Project Objectives
The project offers students of the Seine-Saint-Denis department (on Paris' north-east border) the opportunity to reclaim and reimagine their living environments (especially their school), in the context of the transformations brought by the 2024 Olympic and Paralympic Games.
Through partnerships with educators, architects, and urban professionals, students participate in real-world urban planning and renovation projects, such as redesigning schoolyards, neighborhoods, or parts of the Olympic Village, using emerging technologies like Building Information Modeling (BMI).
Using games to work with youth
The primary tool is the videogame Minetest (now called Luanti), used as a collaborative 3D modeling environment. Each participating school works on a specific project area (e.g. a schoolyard or neighborhood), relying on official cartographic data from France's National Geographic Institute.
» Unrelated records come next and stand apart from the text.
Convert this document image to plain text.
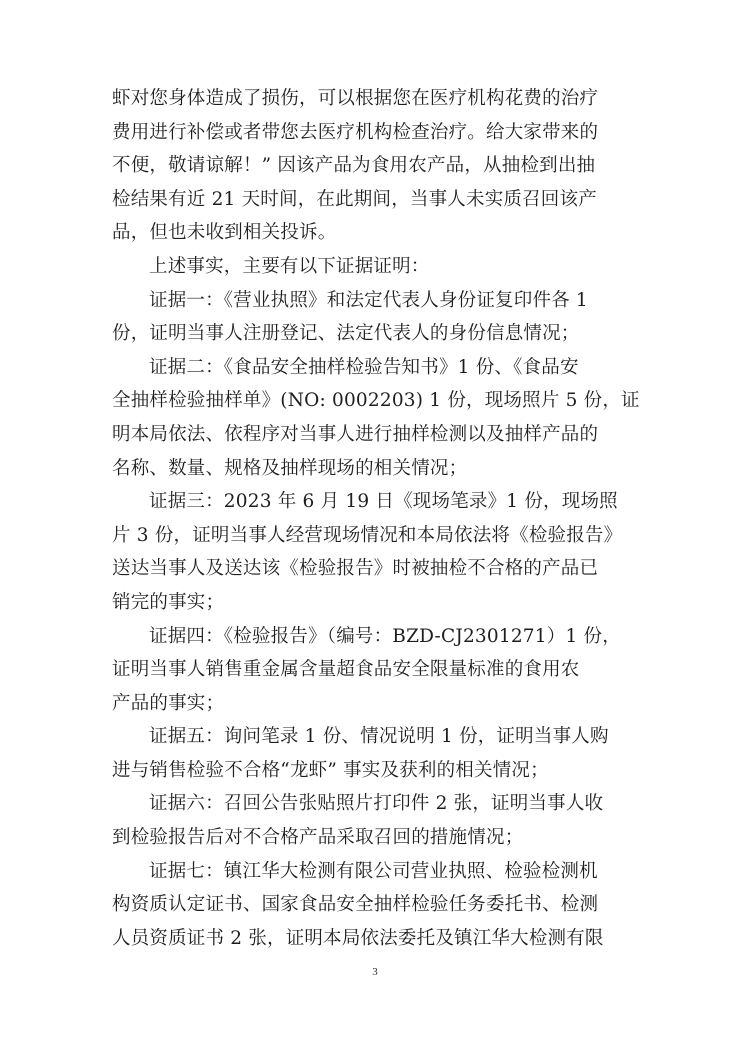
虾对您身体造成了损伤，可以根据您在医疗机构花费的治疗
费用进行补偿或者带您去医疗机构检查治疗。给大家带来的
不便，敬请谅解！” 因该产品为食用农产品，从抽检到出抽
检结果有近 21 天时间，在此期间，当事人未实质召回该产
品，但也未收到相关投诉。
上述事实，主要有以下证据证明：
证据一：《营业执照》和法定代表人身份证复印件各 1
份，证明当事人注册登记、法定代表人的身份信息情况；
证据二：《食品安全抽样检验告知书》1 份、《食品安
全抽样检验抽样单》(NO: 0002203) 1 份，现场照片 5 份，证
明本局依法、依程序对当事人进行抽样检测以及抽样产品的
名称、数量、规格及抽样现场的相关情况；
证据三：2023 年 6 月 19 日《现场笔录》1 份，现场照
片 3 份，证明当事人经营现场情况和本局依法将《检验报告》
送达当事人及送达该《检验报告》时被抽检不合格的产品已
销完的事实；
证据四：《检验报告》（编号：BZD-CJ2301271）1 份，
证明当事人销售重金属含量超食品安全限量标准的食用农
产品的事实；
证据五：询问笔录 1 份、情况说明 1 份，证明当事人购
进与销售检验不合格“龙虾” 事实及获利的相关情况；
证据六：召回公告张贴照片打印件 2 张，证明当事人收
到检验报告后对不合格产品采取召回的措施情况；
证据七：镇江华大检测有限公司营业执照、检验检测机
构资质认定证书、国家食品安全抽样检验任务委托书、检测
人员资质证书 2 张，证明本局依法委托及镇江华大检测有限
3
Before building in the game, students engage in documentation, field research, and ideation work. They alternate between real-world urban walks (observations, interviews, mapping) and virtual modeling sessions. The goal is to stimulate creativity, group work, and spatial thinking - with the game serving as a pedagogical tool, not an end in itself.
Projects are later presented to a panel of teachers and urban planning professionals. In many cases, architects act as intermediaries with local authorities, turning these models into urban consultation tools for and by young people. Furthermore, some of these perspectives are integrated in the remodelling of the backyard of the school itself.
Back and forth between field and research
Several engagement models have been tested:
- Project classes: long-term involvement across multiple years (grades 6–9)
- Three-day workshops: short-term intensives with specific groups
- After-school clubs
- Territory ↔ Virtual game feedback loops: alternating between field investigations and game-based modeling
Training for educators
To support implementation, participating teachers attend three annual training days, structured around:
- Theoretical sessions on the anthropological, political, and economic dimensions of urban transformation;
- Hands-on training on Minetest and its extensions;
- Curriculum planning sessions to design and adapt classroom activities;
Early Results
Since 2020, 8 middle schools and 2 high schools in Seine-Saint-Denis have taken part in the project, producing around 20 design proposals over two years. A new website is currently in development.
Future Perspectives
- Develop a national open-source platform for educational use of Minetest and urban modeling resources
- Offer a new model of youth-led urban consultation
- Promote a contributive research model where professionals, students, and residents collaborate on equal footing
- Support the emergence of new professions at the intersection of digital, architecture, and urban transformation
How climate is present in modelisations
As students explored how to redesign their everyday environments, many of their proposals reflected a strong concern for ecological resilience and social well-being, revealing a new generation's imagination of a livable urban future. Especially students who went to school in very urban areas, sometimes close to highways and polluted air.
Examples of common elements from these workshops included:
- Greening of schoolyards and neighborhoods: Many students proposed transforming paved, heat-absorbing courtyards into tree-filled, shaded, and biodiverse play areas, as a direct response to the urban heat island effect and climate change. Vegetation was often combined with spaces for learning, rest, and creativity, such as edible gardens, insect hotels, and shaded - with the help of very big trees- outdoor classrooms.
- Reclaiming public space for play and community: Teams imagined multifunctional spaces where sports, play, learning, and socializing could coexist, fostering a stronger sense of community and ownership. These spaces were seen not just as recreational areas.
- Renewables and reuse: Some teams included reuse of materials, integration of solar panels, and even systems for rainwater harvesting in their virtual models, showing an intuitive grasp of sustainable urban systems.